Na própria conclusão da pesquisa, os cientistas destacam essa heterogeneidade: entre sambaquieiros do Sul e do Sudeste da costa brasileira, há uma diferença genética entre os indivíduos analisados. E isso contraria o que é observado nos registros arqueológicos, que destacam similaridades entre esses grupos.

“É importante mostrar que culturas e genes nem sempre andam juntos. Combinar arqueologia e pesquisa genética pode nos dar um cenário mais preciso de como eram esses indivíduos que habitaram a região costeira”, complementa Posth.

Outra descoberta importante: os povos que moravam na costa brasileira há milhares de anos descendem dos mesmos ancestrais que vieram para as Américas cerca de 16 mil anos atrás.

Esses indivíduos que chegaram ao continente a partir da Beríngia (uma ponte terrestre que se formou entre Ásia e América do Norte por causa da glaciação) e deram origem a todas as populações indígenas, como os próprios tupi.

Os resultados da pesquisa recente reservaram ainda outras surpresas.

“Um aspecto importante que observamos é o fato de o povo de Luzia [em Lagoa Santa] não ter desaparecido há 9 mil anos, como se imaginava. Para nossa surpresa, encontramos evidências em alguns sambaquis da sobrevivência, ainda que parcial, daqueles grupos que foram os primeiros brasileiros”, chama a atenção Strauss.

“Essa permanência dos grupos relacionados à Luzia até 2 mil anos atrás era algo completamente inesperado que nosso trabalho acabou encontrando.”

A geneticista Tábita Hünemeier, do Departamento de Genética e Biologia Evolutiva do Instituto de Biociências da USP, conta que um dos objetivos do estudo era detalhar melhor quem eram essas pessoas que habitavam a costa brasileira antes da chegada dos tupis e por que elas desapareceram.

“E nós confirmamos que eles não eram uma população isolada do resto do continente. De alguma maneira, eles interagiam com os povos que viviam no interior”, destaca a especialista, que também assina o artigo.

Strauss aponta que a pesquisa também baixou as expectativas sobre o tamanho desses povos ancestrais.

“Antes, achávamos que os sambaquieiros eram extremamente densos e populosos do ponto de vista demográfico, mas tudo indica que a realidade não era bem assim.”

“Há 2 ou 3 mil anos, essas populações tiveram números reduzidos, e nos perguntamos o que será que aconteceu para explicar esse fenômeno”, diz o arqueólogo.

Hünemeier acrescenta que a chegada dos europeus a partir de 1500 também representa uma enorme barreira para conhecer mais sobre esse passado remoto da América do Sul.

“Precisamos ter em mente que, a partir da colonização europeia, a população local foi reduzida em 98%. Com isso, muitas linhagens e variantes genéticas foram perdidas”, calcula ela.

Para Strauss, ainda é necessário entender melhor a origem e o fim dos sambaquis.

“Essas construções surgiram e esses indivíduos viraram os reis da costa.

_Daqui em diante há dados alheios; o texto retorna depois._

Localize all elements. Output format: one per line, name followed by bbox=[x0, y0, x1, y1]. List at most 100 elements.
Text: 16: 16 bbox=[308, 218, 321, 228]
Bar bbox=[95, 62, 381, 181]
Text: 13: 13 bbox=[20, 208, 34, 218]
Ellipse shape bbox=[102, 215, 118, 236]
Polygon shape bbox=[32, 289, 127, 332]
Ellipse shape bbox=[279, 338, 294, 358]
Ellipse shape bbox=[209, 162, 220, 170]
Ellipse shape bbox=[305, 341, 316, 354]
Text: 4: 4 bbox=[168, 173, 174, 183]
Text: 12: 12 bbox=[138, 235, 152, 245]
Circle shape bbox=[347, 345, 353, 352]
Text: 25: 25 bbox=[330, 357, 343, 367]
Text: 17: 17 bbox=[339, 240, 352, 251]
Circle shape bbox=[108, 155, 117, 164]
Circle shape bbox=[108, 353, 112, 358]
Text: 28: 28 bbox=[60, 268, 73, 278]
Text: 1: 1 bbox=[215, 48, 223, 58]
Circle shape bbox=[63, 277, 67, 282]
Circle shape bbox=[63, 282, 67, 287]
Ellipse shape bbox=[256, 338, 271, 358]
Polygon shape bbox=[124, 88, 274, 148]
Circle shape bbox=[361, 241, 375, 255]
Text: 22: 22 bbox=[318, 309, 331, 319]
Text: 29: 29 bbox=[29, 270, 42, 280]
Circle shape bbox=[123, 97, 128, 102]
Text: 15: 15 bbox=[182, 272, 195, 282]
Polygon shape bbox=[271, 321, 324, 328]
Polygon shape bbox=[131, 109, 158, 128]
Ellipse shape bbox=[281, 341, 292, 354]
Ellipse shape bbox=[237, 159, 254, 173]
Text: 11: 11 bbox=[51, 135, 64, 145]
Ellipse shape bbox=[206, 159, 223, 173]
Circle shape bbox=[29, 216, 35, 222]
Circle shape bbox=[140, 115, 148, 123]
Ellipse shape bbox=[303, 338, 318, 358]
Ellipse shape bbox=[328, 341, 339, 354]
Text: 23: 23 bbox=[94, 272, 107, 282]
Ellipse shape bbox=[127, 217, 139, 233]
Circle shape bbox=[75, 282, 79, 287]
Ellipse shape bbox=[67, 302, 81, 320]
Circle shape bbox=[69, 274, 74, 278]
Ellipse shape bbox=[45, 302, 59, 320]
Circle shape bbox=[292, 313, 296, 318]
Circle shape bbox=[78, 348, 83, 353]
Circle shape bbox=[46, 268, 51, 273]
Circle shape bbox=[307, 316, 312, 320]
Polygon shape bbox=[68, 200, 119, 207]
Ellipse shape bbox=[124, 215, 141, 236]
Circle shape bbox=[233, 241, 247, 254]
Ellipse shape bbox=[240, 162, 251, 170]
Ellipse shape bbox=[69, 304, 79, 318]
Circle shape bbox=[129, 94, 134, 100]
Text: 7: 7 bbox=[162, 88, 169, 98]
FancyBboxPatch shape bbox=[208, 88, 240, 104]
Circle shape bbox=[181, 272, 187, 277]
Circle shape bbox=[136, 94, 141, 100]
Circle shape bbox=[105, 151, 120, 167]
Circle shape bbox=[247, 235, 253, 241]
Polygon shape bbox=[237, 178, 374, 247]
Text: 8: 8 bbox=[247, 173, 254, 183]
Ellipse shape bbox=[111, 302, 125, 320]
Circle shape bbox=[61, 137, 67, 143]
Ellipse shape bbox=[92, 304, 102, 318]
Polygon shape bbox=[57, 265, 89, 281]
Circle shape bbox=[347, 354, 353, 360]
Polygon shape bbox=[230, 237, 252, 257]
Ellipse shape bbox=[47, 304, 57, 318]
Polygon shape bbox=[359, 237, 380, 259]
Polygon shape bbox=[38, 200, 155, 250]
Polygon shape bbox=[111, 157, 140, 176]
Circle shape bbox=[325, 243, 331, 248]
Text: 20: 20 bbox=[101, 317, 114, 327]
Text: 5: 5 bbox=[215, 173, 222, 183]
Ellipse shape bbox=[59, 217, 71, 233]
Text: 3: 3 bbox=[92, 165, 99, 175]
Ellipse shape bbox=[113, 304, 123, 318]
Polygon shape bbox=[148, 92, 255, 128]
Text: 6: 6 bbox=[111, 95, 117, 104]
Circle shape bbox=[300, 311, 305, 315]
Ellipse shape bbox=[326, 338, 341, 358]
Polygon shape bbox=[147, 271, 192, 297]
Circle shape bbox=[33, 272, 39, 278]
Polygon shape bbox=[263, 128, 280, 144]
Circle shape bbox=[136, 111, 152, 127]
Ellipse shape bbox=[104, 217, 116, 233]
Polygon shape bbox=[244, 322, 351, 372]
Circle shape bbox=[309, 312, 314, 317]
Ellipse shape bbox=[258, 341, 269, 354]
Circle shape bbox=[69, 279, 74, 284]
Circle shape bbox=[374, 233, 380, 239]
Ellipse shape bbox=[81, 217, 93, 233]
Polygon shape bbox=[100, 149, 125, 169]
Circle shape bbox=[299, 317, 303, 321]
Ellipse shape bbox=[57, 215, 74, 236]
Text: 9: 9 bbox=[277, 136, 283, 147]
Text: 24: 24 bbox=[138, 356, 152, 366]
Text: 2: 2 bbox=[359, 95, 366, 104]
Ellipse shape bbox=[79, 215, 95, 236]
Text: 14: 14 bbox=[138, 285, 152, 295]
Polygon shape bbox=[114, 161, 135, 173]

De repente, há 2 mil anos, eles desapareceram. O que aconteceu? Uma calamidade climática? Uma implosão social interna?”, questiona ele.

Vale destacar aqui que, mesmo com a redução das expectativas sobre a densidade populacional, os sambaquieiros continuam a ser considerados o maior fenômeno demográfico da América do Sul pré-colonial, atrás apenas das civilizações andinas.

O arqueólogo avalia que o trabalho recém-publicado apresenta algumas pistas.

“Nossos dados mostram que, há 2 mil anos, começam a aparecer nos sambaquis uma assinatura genética típica dos grupos ancestrais jê, que habitavam o interior da região Sul, e se deslocaram até o litoral. É possível que isso tenha impactado de alguma maneira a existência dos sambaquieiros”, diz.

Mais ou menos nessa mesma época, as construções monumentais da costa começaram a apresentar uma inovação: a presença de cerâmicas. Até então, elas traziam conchas e ossos — e essa nova tecnologia veio justamente desses povos interioranos ancestrais.

Ou seja: em vez de uma substituição completa de sambaquieiros por outros povos, o que provavelmente ocorreu foi uma mudança gradual de práticas, com adoção de novas tecnologias, práticas e culturas.

Para Hünemeier, a aliança entre genética e arqueologia permite juntar as peças desse intrincado quebra-cabeças.

“Ainda existem muitos buracos e questões em aberto, mas aos poucos restauramos a história da chegada do ser humano na América do Sul.”